Letters I've Written

My father’s LP collection these days sits lost and unloved in a plastic storage container in the loft of our old family home. Which is why the last time I travelled to visit I was on a mission to rescue one disc in particular. One which I remember him owning when I was very young but whose significance I never truly appreciated until later.

My father’s musical tastes were never that extensive or even that sophisticated if I am being honest. He’d be as much likely to listen to Mantovani as Abba. Which is why this one stands out as a remarkable oasis of cool.

futurepassed

I'm Just A Singer...

The Moody Blues are one of those curious British acts whose stature and reputation is far greater overseas than it ever was in their home country. For sure they had a huge fanbase, and their work over the years in receipt of its fair share of respect, but you rarely hear them mentioned in dispatches as one of the most legendary acts of their era, or have their sheer career longevity spoken of in the same glowing terms as many of their contemporaries.

But here in the video which accompanied their induction into the Rock And Roll Hall of Fame, you get some idea of the reverence with which they are held in the States. A huge concert draw, creators of a famous run of big hit albums. And worthy inductees.

Wildest Dreams

This wouldn’t be a piece by me if it didn’t include a random piece of statistical nerdery, so let’s try this on for size. The Moody Blues are unique in American chart history. They have enjoyed three Top 10 hits on the Hot 100 during their career. One in the 1960s, one in the 1970s and one in the 1980s. Which is a feat nobody else can boast.

Their 1980s hit came during what you might view as the final phase of the group’s active career. Phase 1 was the Denny Laine-led mid-60s first incarnation. Phase 2 was their late 60s/early 70s “core seven” phase during which time they produced their most famous albums, the run stretching from Days Of Future Passed through to Seventh Sojurn.

Phase 3 began in 1977 following their three-year hiatus from performing, the departure of Mike Pinder and his Mellotron meaning the group steadily pivoted towards a more lavish, sophisticated electropop sound. This was also thanks to the influence of producer Tony Visconti and it was his work on their 1986 album The Other Side Of Life which gave the veteran performers the aforementioned final Top 10 hit single, Your Wildest Dreams hitting Number 9 in America and briefly making them in heavy demand on MTV.

Yet towards the end of this period they also came damn close to a final, valedictory UK hit single. One which as far as I am concerned is one of the great lost hits of its time.

Return Again To You

Visconti was back in the chair for the group’s thirteenth album Sur La Mer, released in June 1988. The exquisite four-piece harmonies of the past were by now a distant memory, vocals now simply handled in equal measure by Justin Hayward and John Lodge in equal measure.

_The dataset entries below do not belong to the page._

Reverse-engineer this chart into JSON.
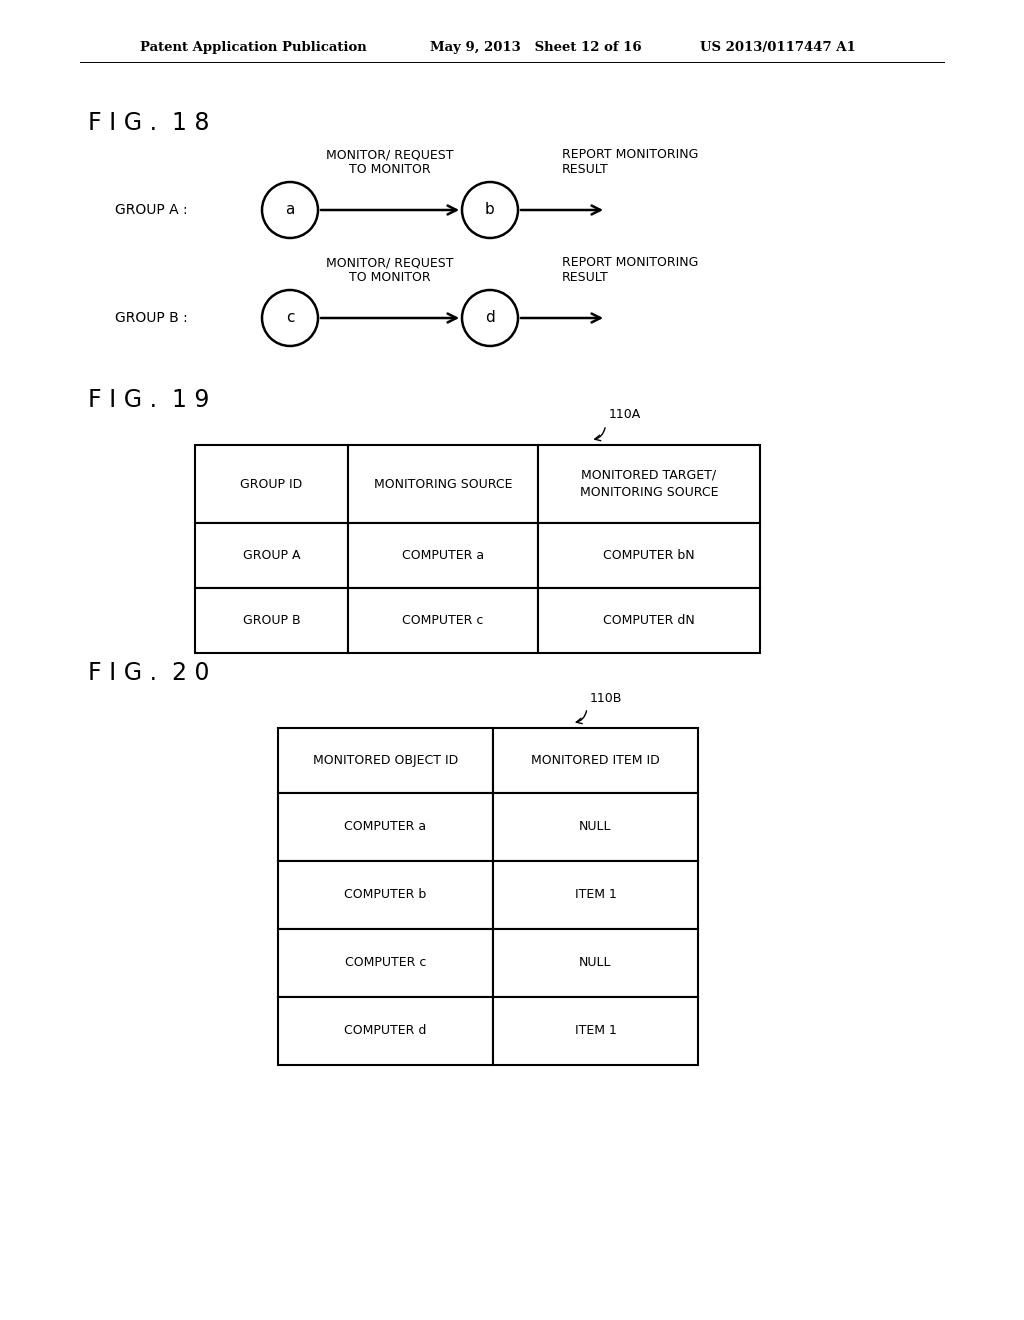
{
  "bg_color": "#ffffff",
  "header_text_left": "Patent Application Publication",
  "header_text_mid": "May 9, 2013   Sheet 12 of 16",
  "header_text_right": "US 2013/0117447 A1",
  "fig18_label": "F I G .  1 8",
  "fig19_label": "F I G .  1 9",
  "fig20_label": "F I G .  2 0",
  "group_a_label": "GROUP A :",
  "group_b_label": "GROUP B :",
  "node_a": "a",
  "node_b": "b",
  "node_c": "c",
  "node_d": "d",
  "arrow_label_top": "MONITOR/ REQUEST\nTO MONITOR",
  "arrow_label_right": "REPORT MONITORING\nRESULT",
  "table19_label": "110A",
  "table19_headers": [
    "GROUP ID",
    "MONITORING SOURCE",
    "MONITORED TARGET/\nMONITORING SOURCE"
  ],
  "table19_rows": [
    [
      "GROUP A",
      "COMPUTER a",
      "COMPUTER bN"
    ],
    [
      "GROUP B",
      "COMPUTER c",
      "COMPUTER dN"
    ]
  ],
  "table20_label": "110B",
  "table20_headers": [
    "MONITORED OBJECT ID",
    "MONITORED ITEM ID"
  ],
  "table20_rows": [
    [
      "COMPUTER a",
      "NULL"
    ],
    [
      "COMPUTER b",
      "ITEM 1"
    ],
    [
      "COMPUTER c",
      "NULL"
    ],
    [
      "COMPUTER d",
      "ITEM 1"
    ]
  ]
}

But buried in the tracklisting was the pop epic I Know You’re Out There Somewhere, an extraordinary piece of work that belied the group’s veteran status and sounded for all the world like an act at the peak of their powers and destined to race up the charts.

It very nearly did as well, accelerating after a slow start to become the first Top 75 single for the Moody Blues in five years. It had the occasional spin on the more adult sections of the Radio One weekend schedule but frustratingly never quite found its way onto the daytime playlists. Number 52 was the track’s eventual peak, achieved in the last week of June and it is to date the Moody Blues’ last ever British chart entry.

Was it too far-fetched to imagine it could have been a hit? Just a few months earlier their fellow late-60s contemporaries The Bee Gees topped the charts once more with brand new material. In September 1988 The Hollies returned to the top with a re-release from that same era. You cannot help but think the Moodies missed out by a whisker. We might have been talking about their famous final hurrah, rather than lamenting just what might have been. And then we might also have been able to talk of them in terms of being one of the more legendary acts of their era, spanning the generations effortlessly. Instead, they just remain the guys who did Nights In White Satin. Which isn't even the best track on Days Of Future Passed.